Wes Clark's beautiful but sneaky bio ad
Here is an instance of why Rather's post-interview comments concern me. Jacob Weisberg, editor of Slate, in a conversation about Clark's new ads with political correspondent William Saletan, raises the following point:
Why did his determination to fight on humanitarian grounds in Kosovo not extend to Iraq? In the scale of his despotism, Saddam Hussein was Stalin to Milosevic's Mussolini. Saddam's efforts at ethnic cleansing and repression were bigger and more vicious than anything Milosevic was capable of. Clark objects to the way Bush went about making war on Iraq, and so do I. But everything Clark says now is calculated to leave the impression, true or not, that he wouldn't have used the military to end the humanitarian and human rights catastrophe in Iraq.What distinguishes these two instances of humanitarian intervention isn't principle, but politics. Kosovo was Clark's war. Iraq is Bush's. The general's self-serving use of one war to flay his enemy for the other is hardly shocking. Yet I resent this ad for trying to wash the contradiction away with swelling violins.
The General's position needs to be clarified for the sake of consistancy.
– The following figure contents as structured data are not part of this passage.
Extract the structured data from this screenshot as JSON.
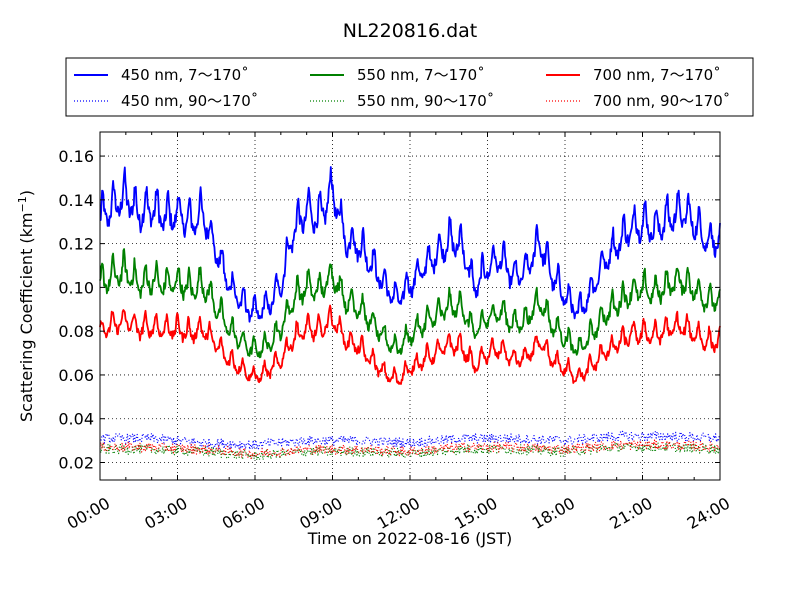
{
  "chart_data": {
    "type": "line",
    "title": "NL220816.dat",
    "xlabel": "Time on 2022-08-16 (JST)",
    "ylabel": "Scattering Coefficient (km",
    "ylabel_sup": "−1",
    "ylabel_close": ")",
    "xlim_hours": [
      0,
      24
    ],
    "ylim": [
      0.012,
      0.171
    ],
    "grid": true,
    "legend_placement": "top-center",
    "x_ticks": [
      "00:00",
      "03:00",
      "06:00",
      "09:00",
      "12:00",
      "15:00",
      "18:00",
      "21:00",
      "24:00"
    ],
    "x_tick_hours": [
      0,
      3,
      6,
      9,
      12,
      15,
      18,
      21,
      24
    ],
    "y_ticks": [
      0.02,
      0.04,
      0.06,
      0.08,
      0.1,
      0.12,
      0.14,
      0.16
    ],
    "y_tick_labels": [
      "0.02",
      "0.04",
      "0.06",
      "0.08",
      "0.10",
      "0.12",
      "0.14",
      "0.16"
    ],
    "series": [
      {
        "name": "450 nm, 7～170˚",
        "color": "#0000ff",
        "style": "solid",
        "x": [
          0,
          0.5,
          1,
          1.5,
          2,
          2.5,
          3,
          3.5,
          4,
          4.5,
          5,
          5.5,
          6,
          6.5,
          7,
          7.5,
          8,
          8.5,
          9,
          9.5,
          10,
          10.5,
          11,
          11.5,
          12,
          12.5,
          13,
          13.5,
          14,
          14.5,
          15,
          15.5,
          16,
          16.5,
          17,
          17.5,
          18,
          18.5,
          19,
          19.5,
          20,
          20.5,
          21,
          21.5,
          22,
          22.5,
          23,
          23.5,
          24
        ],
        "y": [
          0.13,
          0.135,
          0.14,
          0.132,
          0.135,
          0.13,
          0.132,
          0.128,
          0.132,
          0.115,
          0.1,
          0.092,
          0.087,
          0.09,
          0.1,
          0.125,
          0.133,
          0.13,
          0.143,
          0.12,
          0.118,
          0.11,
          0.1,
          0.093,
          0.1,
          0.107,
          0.113,
          0.12,
          0.118,
          0.098,
          0.108,
          0.112,
          0.103,
          0.106,
          0.12,
          0.104,
          0.095,
          0.087,
          0.097,
          0.11,
          0.118,
          0.125,
          0.128,
          0.125,
          0.13,
          0.133,
          0.128,
          0.12,
          0.12
        ]
      },
      {
        "name": "550 nm, 7～170˚",
        "color": "#008000",
        "style": "solid",
        "x": [
          0,
          0.5,
          1,
          1.5,
          2,
          2.5,
          3,
          3.5,
          4,
          4.5,
          5,
          5.5,
          6,
          6.5,
          7,
          7.5,
          8,
          8.5,
          9,
          9.5,
          10,
          10.5,
          11,
          11.5,
          12,
          12.5,
          13,
          13.5,
          14,
          14.5,
          15,
          15.5,
          16,
          16.5,
          17,
          17.5,
          18,
          18.5,
          19,
          19.5,
          20,
          20.5,
          21,
          21.5,
          22,
          22.5,
          23,
          23.5,
          24
        ],
        "y": [
          0.1,
          0.104,
          0.106,
          0.1,
          0.102,
          0.1,
          0.101,
          0.098,
          0.1,
          0.09,
          0.08,
          0.074,
          0.07,
          0.073,
          0.08,
          0.094,
          0.099,
          0.097,
          0.105,
          0.093,
          0.09,
          0.083,
          0.076,
          0.071,
          0.077,
          0.082,
          0.086,
          0.09,
          0.09,
          0.078,
          0.085,
          0.088,
          0.082,
          0.084,
          0.093,
          0.082,
          0.076,
          0.07,
          0.077,
          0.086,
          0.091,
          0.096,
          0.098,
          0.096,
          0.1,
          0.102,
          0.098,
          0.093,
          0.093
        ]
      },
      {
        "name": "700 nm, 7～170˚",
        "color": "#ff0000",
        "style": "solid",
        "x": [
          0,
          0.5,
          1,
          1.5,
          2,
          2.5,
          3,
          3.5,
          4,
          4.5,
          5,
          5.5,
          6,
          6.5,
          7,
          7.5,
          8,
          8.5,
          9,
          9.5,
          10,
          10.5,
          11,
          11.5,
          12,
          12.5,
          13,
          13.5,
          14,
          14.5,
          15,
          15.5,
          16,
          16.5,
          17,
          17.5,
          18,
          18.5,
          19,
          19.5,
          20,
          20.5,
          21,
          21.5,
          22,
          22.5,
          23,
          23.5,
          24
        ],
        "y": [
          0.078,
          0.082,
          0.084,
          0.08,
          0.081,
          0.08,
          0.08,
          0.078,
          0.08,
          0.073,
          0.066,
          0.062,
          0.058,
          0.061,
          0.066,
          0.076,
          0.08,
          0.079,
          0.085,
          0.075,
          0.072,
          0.066,
          0.06,
          0.057,
          0.062,
          0.066,
          0.069,
          0.073,
          0.072,
          0.063,
          0.069,
          0.071,
          0.066,
          0.067,
          0.074,
          0.066,
          0.062,
          0.058,
          0.063,
          0.069,
          0.073,
          0.077,
          0.078,
          0.077,
          0.08,
          0.081,
          0.078,
          0.074,
          0.074
        ]
      },
      {
        "name": "450 nm, 90～170˚",
        "color": "#0000ff",
        "style": "dotted",
        "x": [
          0,
          2,
          4,
          6,
          8,
          10,
          12,
          14,
          16,
          18,
          20,
          22,
          24
        ],
        "y": [
          0.031,
          0.031,
          0.029,
          0.028,
          0.03,
          0.03,
          0.029,
          0.031,
          0.031,
          0.03,
          0.032,
          0.032,
          0.031
        ]
      },
      {
        "name": "550 nm, 90～170˚",
        "color": "#008000",
        "style": "dotted",
        "x": [
          0,
          2,
          4,
          6,
          8,
          10,
          12,
          14,
          16,
          18,
          20,
          22,
          24
        ],
        "y": [
          0.026,
          0.026,
          0.025,
          0.023,
          0.025,
          0.025,
          0.024,
          0.026,
          0.026,
          0.025,
          0.027,
          0.027,
          0.026
        ]
      },
      {
        "name": "700 nm, 90～170˚",
        "color": "#ff0000",
        "style": "dotted",
        "x": [
          0,
          2,
          4,
          6,
          8,
          10,
          12,
          14,
          16,
          18,
          20,
          22,
          24
        ],
        "y": [
          0.027,
          0.027,
          0.026,
          0.024,
          0.026,
          0.026,
          0.025,
          0.027,
          0.027,
          0.026,
          0.028,
          0.028,
          0.027
        ]
      }
    ],
    "legend_order": [
      0,
      1,
      2,
      3,
      4,
      5
    ]
  }
}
I honestly don't think his position is that the humanitarian situation in Iraq was not comparable to Kosovo. I would expect from his past positions that perhaps he didn't see it as the imminent, organized campaign that was underway in Kosovo. Therefore, the reasoning would go, we could have taken the time to get the world behind a humanitarian liberation of Iraq rather than trying to scare the world with bogus intelligence on WMD and terrorist links.
It's starting to be spun badly and I think a more definitive statement on this matter would help clear it up.